LAKE BUENA VISTA, Fla. — Major League Baseball plans to eliminate home plate collisions, possibly as soon as next season but no later than by 2015.
New York Mets general manager Sandy Alderson, chairman of the rules committee, made the announcement Wednesday at the winter meetings. Player safety and concern over concussions were major factors in the decision.
“Ultimately what we want to do is change the culture of acceptance that these plays are ordinary and routine and an accepted part of the game,” Alderson said. “The costs associated in terms of health and injury just no longer warrant the status quo.”
Alderson said wording of the rules change will be presented to owners for approval at their Jan. 16 meeting in Paradise Valley, Ariz.
“The exact language and how exactly the rule will be enforced is subject to final determination,” he said.
Approval of the players’ union is needed for the rules change to be effective for 2014.
“If the players’ association were to disapprove, then the implementation of the rule would be suspended for one year, but could be implemented unilaterally after that time,” Alderson said.
The union declined comment, pending a review of the proposed change.
Former All-Star first baseman Tony Clark, who became head of the union this month, said in November: “Suffice it to say, the players have some thoughts of their own regarding home-plate collisions.”
Discussion to limit or ban collisions has intensified since May 2011, when San Francisco’s Buster Posey was injured by Florida’s Scott Cousins.
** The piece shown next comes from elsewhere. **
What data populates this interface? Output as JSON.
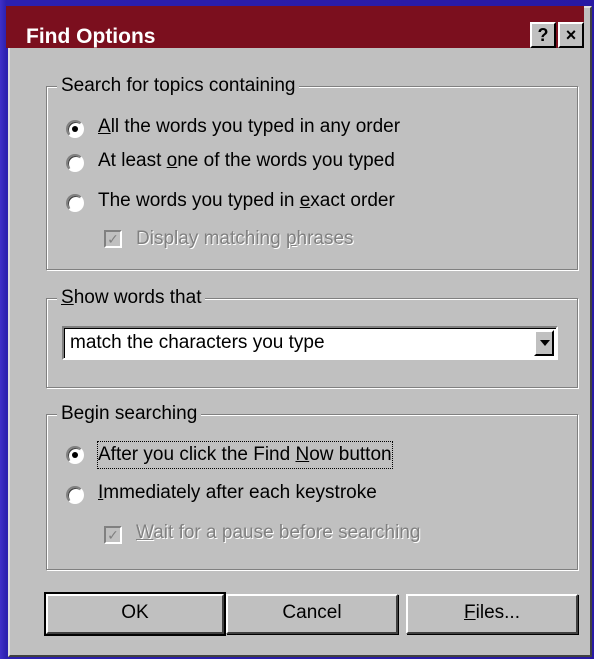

Posey, an All-Star catcher, sustained a broken bone in his lower left leg and three torn ligaments in his ankle, an injury that ended his season.
“This is, I think, in response to a few issues that have arisen,” Alderson said. “One is just the general occurrence of injuries from these incidents at home plate that affect players, both runners and catchers. And also kind of the general concern about concussions that exists not only in baseball but throughout professional sports and amateur sports today. It’s an emerging issue, and one that we in baseball have to address, as well as other sports.”